Un’operazione politica coinvolgente e inclusiva capace di cogliere il sentire, in una visione popolare e nazionale, di tutti gli italiani interessati ad un processo di trasformazione e rigenerazione della politica, delle istituzioni, delle condizioni civili ed economico sociali.
Com’è naturale che sia, restano dei ritardi nel capire l’originalità e la portata di un percorso come quello avviato da Insieme. E’, allora, opportuno avviare un’interlocuzione con le riflessioni più intelligenti che abbiamo visto emergere nei nostri confronti.
Aiuta nella cosa, l’intervento di ieri del Presidente della Cei, cardinal Gualtiero Bassetti, che alla Stampa di Torino ( CLICCA QUI ), sollecitato da una domanda non proprio precisa sul partito cattolico, cosa che noi non siamo, ripresenta una distinzione tra il concetto di partito cattolico e quella dell’ispirazione cristiana in politica che ” per un cristiano è ‘una missione’ in cui si testimonia la fede e non una carriera per cercare il potere” – dice il porporato. Alla specifica domanda su Insieme, il cardinal Bassetti risponde: ” Non tocca a noi vescovi intervenire direttamente sulle scelte politiche e partitiche. Colgo in diversi territori un desiderio di partecipazione a un progetto di vita comunitario. Questo segnale, che è un’esigenza imprescindibile per le comunità, richiede maturità, preparazione, consapevolezza, responsabilità e libertà. Il tutto a servizio del bene comune”.
Anche in questa succinta risposta si riscopre tutto il significato della visione della Politica alla luce della lunga evoluzione del pensiero popolare e cristiano democratico che noi condividiamo. Una Politica intesa, riconosciuta e vissuta come pieno coinvolgimento nella cosa pubblica da parte di laici consapevolmente attrezzati ed organizzati per assumere una piena ed esclusiva responsabilità. Laici che si pongono le questioni della partecipazione popolare, a partire da quella dei territori, del metodo e delle finalità del loro coinvolgimento sulla base di una ineludibile immersione in quella “complessità” che oggi sovrasta, pervade e, persino, fa smarrire gli esseri umani.
Non possiamo che parlare di un’esperienza laicamente vissuta perché compenetrazione nella concretezza delle cose, nella serena accettazione del fatto che il confronto con altri, quando la cosa comporta, può divenire anche scontro, se necessario. Vi è quindi la necessità di una distinzione dei piani. Tra quello proprio della “universalità” intimamente connessa al sentire religioso e l’altro che afferisce i contenuti e il metodo propri dell’azione politica.

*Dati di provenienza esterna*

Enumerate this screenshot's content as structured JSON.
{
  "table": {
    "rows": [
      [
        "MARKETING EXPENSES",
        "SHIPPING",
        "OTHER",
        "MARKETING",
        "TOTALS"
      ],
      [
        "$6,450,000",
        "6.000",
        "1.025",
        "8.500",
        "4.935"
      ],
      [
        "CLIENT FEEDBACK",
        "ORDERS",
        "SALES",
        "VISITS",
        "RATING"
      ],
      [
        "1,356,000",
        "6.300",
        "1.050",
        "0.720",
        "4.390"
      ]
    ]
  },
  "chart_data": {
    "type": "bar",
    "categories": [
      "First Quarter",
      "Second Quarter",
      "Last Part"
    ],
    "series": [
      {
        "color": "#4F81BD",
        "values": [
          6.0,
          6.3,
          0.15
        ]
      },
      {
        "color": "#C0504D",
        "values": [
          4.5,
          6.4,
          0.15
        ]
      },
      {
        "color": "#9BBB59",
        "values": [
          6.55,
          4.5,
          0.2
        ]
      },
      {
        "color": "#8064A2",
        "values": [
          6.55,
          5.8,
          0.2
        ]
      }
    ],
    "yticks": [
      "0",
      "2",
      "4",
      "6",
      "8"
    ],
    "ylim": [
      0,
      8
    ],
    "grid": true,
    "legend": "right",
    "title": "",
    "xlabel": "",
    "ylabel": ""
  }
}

E’ tutta qui, ma è cosa enorme, la differenza tra il riconoscimento dei contenuti del pensiero popolare e cristiano democratico e le tentazioni integraliste insite nel concetto del cosiddetto “partito cattolico” che non ci sono proprie, così come sono escluse anche dal cardinal Bassetti.
Il riferirsi all’ispirazione cristiana non significa partire dal mondo cattolico e solo ad esso ritornare, solo di esso preoccuparsi restando chiusi in una sorta di recinto autoreferenziale e limitato. Semmai, esprime l’intenzione di cogliere la forza di quella ricchezza e ampiezza di analisi e di sollecitazioni insite nel Pensiero sociale della Chiesa che, tanto per restare al solo caso Italia, ha permeato profondamente la nostra Costituzione o, su di un piano più ampio, è sfociato  nella formulazione della Carta dei diritti universali dell’uomo grazie a Maritain.
Il Pensiero  sociale per noi significa apertura al mondo, accogliere le sollecitazioni, le speranze e il dolore del mondo. Per noi costituisce un esclusivo patrimonio concettuale da assumere nella sua globalità. In questo senso, l’ispirazione cristiana distingue e connota in termini molto precisi l’azione politica rispetto a quella che deriva da altri pensieri o sistemi ideologici, quali quelli rappresentati dall’ideologia liberista o da quella social comunista. Al suo centro, infatti, non vi è una tensione esclusivamente economicista, neppure l’individuo atomizzato o un’astratta classe o un solo ceto sociale. Bensì la Persona intesa nella sua composita dimensione in cui è esaltato pure ciò che si riferisce all’anelito alla trascendenza e al riconoscimento di un impianto di riferimenti morali, personali e collettivi, così come alla cura della sfera delle relazioni interpersonali e comunitarie.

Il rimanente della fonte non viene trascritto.